I never said I needed tools to be creative either. What I said was it is possible to come up with mechanics for non combat aspects that stretch well beyond skill rolls and still allow players to go in varying directions.

It just feels like "skill rolls" is so minimal and...uninteresting. Since we stopped playing 4e I have spent alot of time looking around at the way other systems got players off the combat spiral and into interesting, non-combat play, and I gotta say what D&D has done to date has been ... well, thin.

I have looked at FATE, Dragon Age, FantasyCraft and others (though those three are probably the best of the pack) and all of them just do more. Still plenty of room for creativity, but giving more than just skill rolls.

I once thought skills were enough. Dont think that any more, seen to many other good approaches and am convinced there are many many more good approaches yet to be thought up if people are just willing to step out of outdated traditions. Just feels lazy to say skills = "the best non-combat approach". Thats how we were thinking decades ago.
 

You don't NECESSARILY need more rules to cover non-combat stuff, (although there's nothing wrong with that per se) so much as making sure that combat doesn't take a long time to resolve so that there's time left in a session to do non-combat stuff even if there's a few fights.
 

I never said I needed tools to be creative either. What I said was it is possible to come up with mechanics for non combat aspects that stretch well beyond skill rolls and still allow players to go in varying directions.

It just feels like "skill rolls" is so minimal and...uninteresting. Since we stopped playing 4e I have spent alot of time looking around at the way other systems got players off the combat spiral and into interesting, non-combat play, and I gotta say what D&D has done to date has been ... well, thin.

I have looked at FATE, Dragon Age, FantasyCraft and others (though those three are probably the best of the pack) and all of them just do more. Still plenty of room for creativity, but giving more than just skill rolls.

I once thought skills were enough. Dont think that any more, seen to many other good approaches and am convinced there are many many more good approaches yet to be thought up if people are just willing to step out of outdated traditions. Just feels lazy to say skills = "the best non-combat approach". Thats how we were thinking decades ago.

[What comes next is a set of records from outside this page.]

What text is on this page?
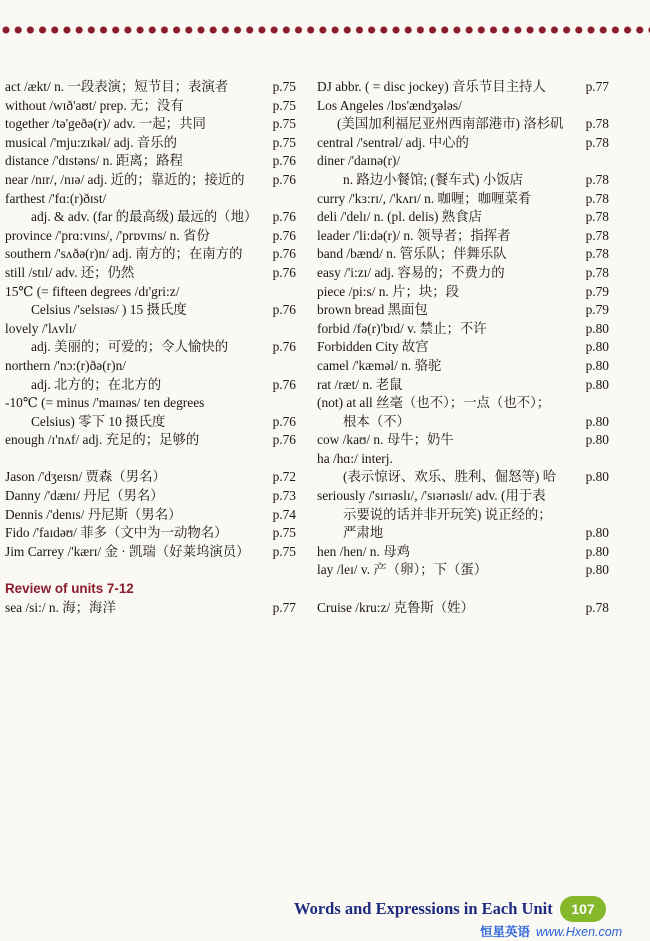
act /ækt/ n. 一段表演；短节目；表演者	p.75
without /wɪð'aʊt/ prep. 无；没有	p.75
together /tə'geðə(r)/ adv. 一起；共同	p.75
musical /'mju:zɪkəl/ adj. 音乐的	p.75
distance /'dɪstəns/ n. 距离；路程	p.76
near /nɪr/, /nɪə/ adj. 近的；靠近的；接近的 p.76
farthest /'fɑ:(r)ðɪst/
adj. & adv. (far 的最高级) 最远的（地） p.76
province /'prɑ:vɪns/, /'prɒvɪns/ n. 省份	p.76
southern /'sʌðə(r)n/ adj. 南方的；在南方的 p.76
still /stɪl/ adv. 还；仍然	p.76
15℃ (= fifteen degrees /dɪ'gri:z/
Celsius /'selsɪəs/ ) 15 摄氏度	p.76
lovely /'lʌvlɪ/
adj. 美丽的；可爱的；令人愉快的	p.76
northern /'nɔ:(r)ðə(r)n/
adj. 北方的；在北方的	p.76
-10℃ (= minus /'maɪnəs/ ten degrees
Celsius) 零下 10 摄氏度	p.76
enough /ɪ'nʌf/ adj. 充足的；足够的	p.76
Jason /'dʒeɪsn/ 贾森（男名）	p.72
Danny /'dænɪ/ 丹尼（男名）	p.73
Dennis /'denɪs/ 丹尼斯（男名）	p.74
Fido /'faɪdəʊ/ 菲多（文中为一动物名）	p.75
Jim Carrey /'kærɪ/ 金 · 凯瑞（好莱坞演员） p.75
Review of units 7-12
sea /si:/ n. 海；海洋	p.77
DJ abbr. ( = disc jockey) 音乐节目主持人	p.77
Los Angeles /lɒs'ændʒələs/
(美国加利福尼亚州西南部港市) 洛杉矶 p.78
central /'sentrəl/ adj. 中心的	p.78
diner /'daɪnə(r)/
n. 路边小餐馆; (餐车式) 小饭店	p.78
curry /'kɜ:rɪ/, /'kʌrɪ/ n. 咖喱；咖喱菜肴	p.78
deli /'delɪ/ n. (pl. delis) 熟食店	p.78
leader /'li:də(r)/ n. 领导者；指挥者	p.78
band /bænd/ n. 管乐队；伴舞乐队	p.78
easy /'i:zɪ/ adj. 容易的；不费力的	p.78
piece /pi:s/ n. 片；块；段	p.79
brown bread 黑面包	p.79
forbid /fə(r)'bɪd/ v. 禁止；不许	p.80
Forbidden City 故宫	p.80
camel /'kæməl/ n. 骆驼	p.80
rat /ræt/ n. 老鼠	p.80
(not) at all 丝毫（也不）；一点（也不）；
根本（不）	p.80
cow /kaʊ/ n. 母牛；奶牛	p.80
ha /hɑ:/ interj.
(表示惊讶、欢乐、胜利、倔怒等) 哈 p.80
seriously /'sɪrɪəslɪ/, /'sɪərɪəslɪ/ adv. (用于表
示要说的话并非开玩笑) 说正经的；
严肃地	p.80
hen /hen/ n. 母鸡	p.80
lay /leɪ/ v. 产（卵）；下（蛋）	p.80
Cruise /kru:z/ 克鲁斯（姓）	p.78
Words and Expressions in Each Unit	107
恒星英语 www.Hxen.com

Passions, Traits, Relationships - things which you believe in, people who care about you - all things which can and probably should affect how you perform tasks where they're involved. Stunts for all sorts of skills, Aspects that can add bonuses, and so on. Though given the emphasis on incorporating ideas from all editions of D&D, I'm pretty certain they're not going to look outside D&D for ideas from other RPGs, no matter how valuable they might be.
 

Hopefully there are some optional rules for exploration and interaction to keep those pillars something more than simple and boring single skill rolls. Ways to make noncombat rolls exciting and thought provoking.